# Mini Hot Water Bottle



## KrystalLeigh (Aug 17, 2011)

Just wanted to show you guys this super cute mini hot water bottle I found for Odie at the dollar store. I thought it would be perfect for winter, on her bed or in her cat seat to cuddle up to.


----------



## SarahJG (May 25, 2013)

That is so cute! Did it really only cost a dollar? I'm sure that Odie will really appreciate it when the colder weather arrives.


----------



## Wicked Pixie (Oct 14, 2011)

LOl in the pic it almost looks like a regular sized hot water bottle and a huge Odie!


----------



## SarahJG (May 25, 2013)

Ha ha; you're right! Odie is a giant!


----------



## KrystalLeigh (Aug 17, 2011)

HAHA I put it next to Odie for a size comparison, but I guess that failed! I should have put it next to a regular sized hot water bottle. It cost $3. The name "dollar store" is deceiving.


----------



## intent2smile (Dec 4, 2011)

That is so cute. It looks like a full size hot water bottle next to Odie.

Jaxx says if there is something warm to cuddle up to he is coming to visit Odie!


Sent from Petguide.com Free App


----------



## Wicked Pixie (Oct 14, 2011)

KrystalLeigh said:


> HAHA I put it next to Odie for a size comparison, but I guess that failed! I should have put it next to a regular sized hot water bottle. It cost $3. The name "dollar store" is deceiving.



Here in the UK we have 'pound shops' where everything really does cost a pound.


----------



## SarahJG (May 25, 2013)

Hence the confusion. I always thought dollar stores were the same!


----------



## intent2smile (Dec 4, 2011)

Dollar stores in the states are just discount stores brand. There is stores where most of the merchandise is a dollar but even they have more expensive items but most things is less than $20.



Sent from Petguide.com Free App


----------



## KrystalLeigh (Aug 17, 2011)

At the dollar store I bought that from, nothing is over $3. It used to be that everything cost $1 though, and almost everything still is thankfully. 

Jaxx can come cuddle with Odie anytime. They would be so cute together!!


----------



## michele (Jan 12, 2009)

Dottie has a baby one,she loves it lays on top of it for hours


----------



## KrystalLeigh (Aug 17, 2011)

michele said:


> Dottie has a baby one,she loves it lays on top of it for hours


Aw! So sweet. I know Odie will like hers because if I use a heating pad and get up for a second, she'll be laying on it when I get back. 

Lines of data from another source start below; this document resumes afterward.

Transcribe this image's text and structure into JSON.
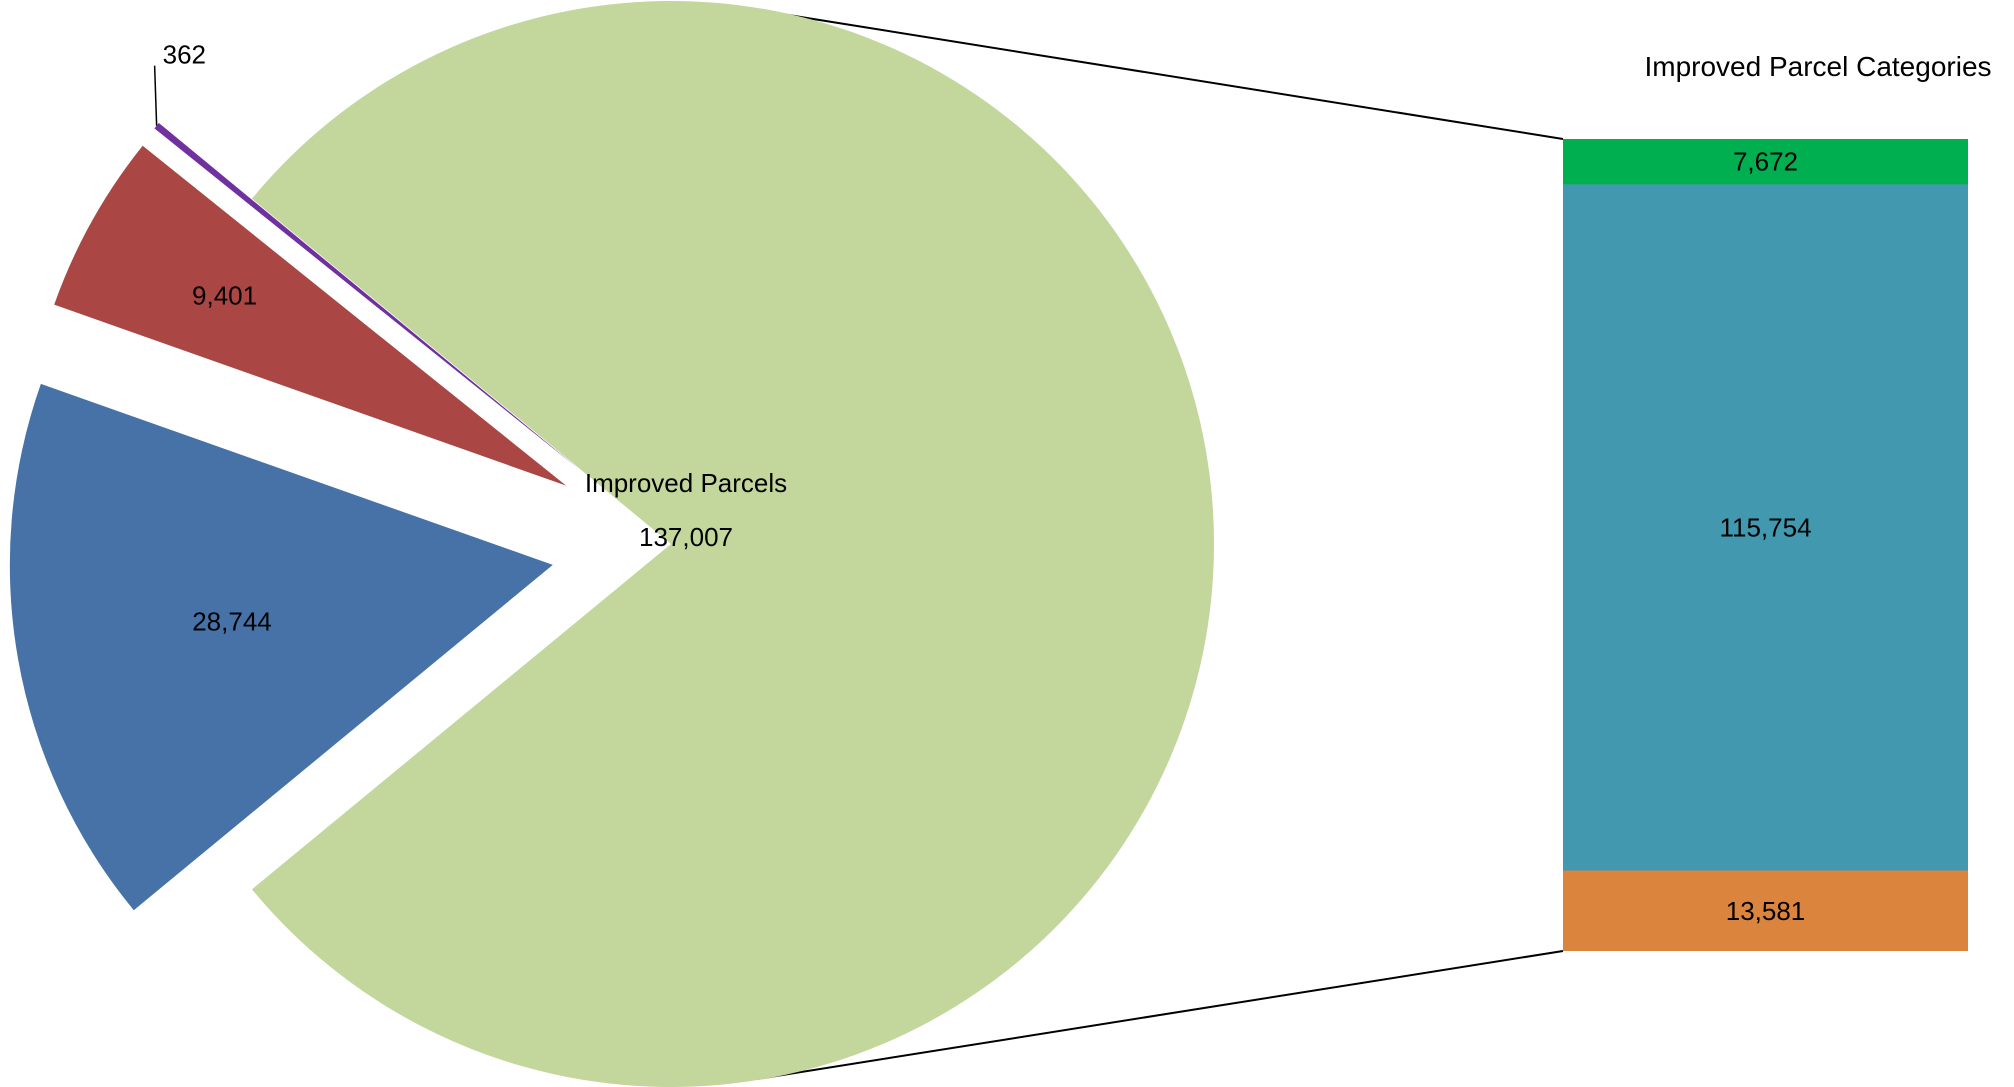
{
  "chart_data": {
    "type": "pie",
    "subtype": "bar-of-pie",
    "title": "",
    "pie": {
      "slices": [
        {
          "label": "Improved Parcels",
          "value": 137007,
          "value_label": "137,007",
          "color": "#c3d69b",
          "exploded": false
        },
        {
          "label": "",
          "value": 28744,
          "value_label": "28,744",
          "color": "#4672a7",
          "exploded": true
        },
        {
          "label": "",
          "value": 9401,
          "value_label": "9,401",
          "color": "#aa4643",
          "exploded": true
        },
        {
          "label": "",
          "value": 362,
          "value_label": "362",
          "color": "#7030a0",
          "exploded": true
        }
      ]
    },
    "bar": {
      "title": "Improved Parcel Categories",
      "segments": [
        {
          "value": 7672,
          "value_label": "7,672",
          "color": "#00b050"
        },
        {
          "value": 115754,
          "value_label": "115,754",
          "color": "#4198af"
        },
        {
          "value": 13581,
          "value_label": "13,581",
          "color": "#db843d"
        }
      ]
    },
    "connector_color": "#000000",
    "background": "#ffffff"
  }
}
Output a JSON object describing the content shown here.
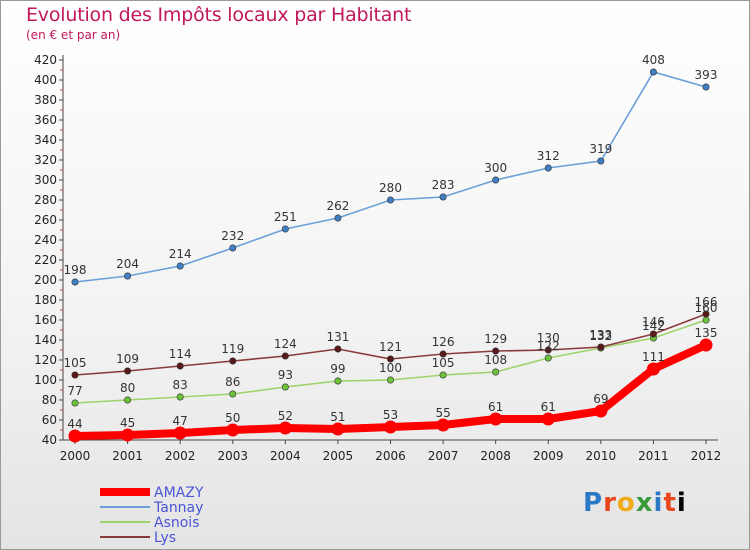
{
  "header": {
    "title": "Evolution des Impôts locaux par Habitant",
    "subtitle": "(en € et par an)"
  },
  "logo": {
    "text": "Proxiti"
  },
  "chart_data": {
    "type": "line",
    "title": "Evolution des Impôts locaux par Habitant",
    "subtitle": "(en € et par an)",
    "xlabel": "",
    "ylabel": "",
    "x": [
      "2000",
      "2001",
      "2002",
      "2003",
      "2004",
      "2005",
      "2006",
      "2007",
      "2008",
      "2009",
      "2010",
      "2011",
      "2012"
    ],
    "ylim": [
      40,
      420
    ],
    "yticks": [
      40,
      60,
      80,
      100,
      120,
      140,
      160,
      180,
      200,
      220,
      240,
      260,
      280,
      300,
      320,
      340,
      360,
      380,
      400,
      420
    ],
    "grid": false,
    "legend_position": "bottom-left",
    "series": [
      {
        "name": "AMAZY",
        "color": "#ff0000",
        "emphasis": true,
        "values": [
          44,
          45,
          47,
          50,
          52,
          51,
          53,
          55,
          61,
          61,
          69,
          111,
          135
        ],
        "labels": [
          "44",
          "45",
          "47",
          "50",
          "52",
          "51",
          "53",
          "55",
          "61",
          "61",
          "69",
          "111",
          "135"
        ]
      },
      {
        "name": "Tannay",
        "color": "#6a9fd8",
        "marker_color": "#3f7fc4",
        "values": [
          198,
          204,
          214,
          232,
          251,
          262,
          280,
          283,
          300,
          312,
          319,
          408,
          393
        ],
        "labels": [
          "198",
          "204",
          "214",
          "232",
          "251",
          "262",
          "280",
          "283",
          "300",
          "312",
          "319",
          "408",
          "393"
        ]
      },
      {
        "name": "Asnois",
        "color": "#9ed36a",
        "marker_color": "#6cc23a",
        "values": [
          77,
          80,
          83,
          86,
          93,
          99,
          100,
          105,
          108,
          122,
          132,
          142,
          160
        ],
        "labels": [
          "77",
          "80",
          "83",
          "86",
          "93",
          "99",
          "100",
          "105",
          "108",
          "122",
          "132",
          "142",
          "160"
        ]
      },
      {
        "name": "Lys",
        "color": "#8a3a3a",
        "marker_color": "#5a1a1a",
        "values": [
          105,
          109,
          114,
          119,
          124,
          131,
          121,
          126,
          129,
          130,
          133,
          146,
          166
        ],
        "labels": [
          "105",
          "109",
          "114",
          "119",
          "124",
          "131",
          "121",
          "126",
          "129",
          "130",
          "133",
          "146",
          "166"
        ]
      }
    ]
  }
}
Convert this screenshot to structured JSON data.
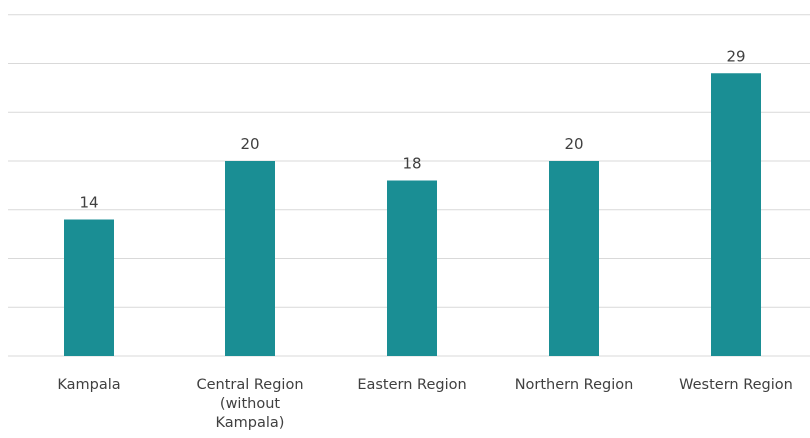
{
  "chart_data": {
    "type": "bar",
    "categories": [
      [
        "Kampala"
      ],
      [
        "Central Region",
        "(without",
        "Kampala)"
      ],
      [
        "Eastern Region"
      ],
      [
        "Northern Region"
      ],
      [
        "Western Region"
      ]
    ],
    "values": [
      14,
      20,
      18,
      20,
      29
    ],
    "title": "",
    "xlabel": "",
    "ylabel": "",
    "ylim": [
      0,
      35
    ],
    "grid": true,
    "bar_color": "#1a8e94"
  }
}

Sent from Petguide.com Free App


----------



## intent2smile (Dec 4, 2011)

KrystalLeigh said:


> Aw! So sweet. I know Odie will like hers because if I use a heating pad and get up for a second, she'll be laying on it when I get back.
> 
> 
> Sent from Petguide.com Free App


Jaxx does that to me all the time. If I am lying down and even just sit up for a moment he will bolt and lie down on it. He knows the sound of the rice heating bag going in the microwave and turns up as soon as he hears the beeping of the microwave going off.


Sent from Petguide.com Free App


----------



## KrystalLeigh (Aug 17, 2011)

intent2smile said:


> Jaxx does that to me all the time. If I am lying down and even just sit up for a moment he will bolt and lie down on it. He knows the sound of the rice heating bag going in the microwave and turns up as soon as he hears the beeping of the microwave going off.
> 
> 
> Sent from Petguide.com Free App


Hahaha so funny. They'll do anything to be warm.


----------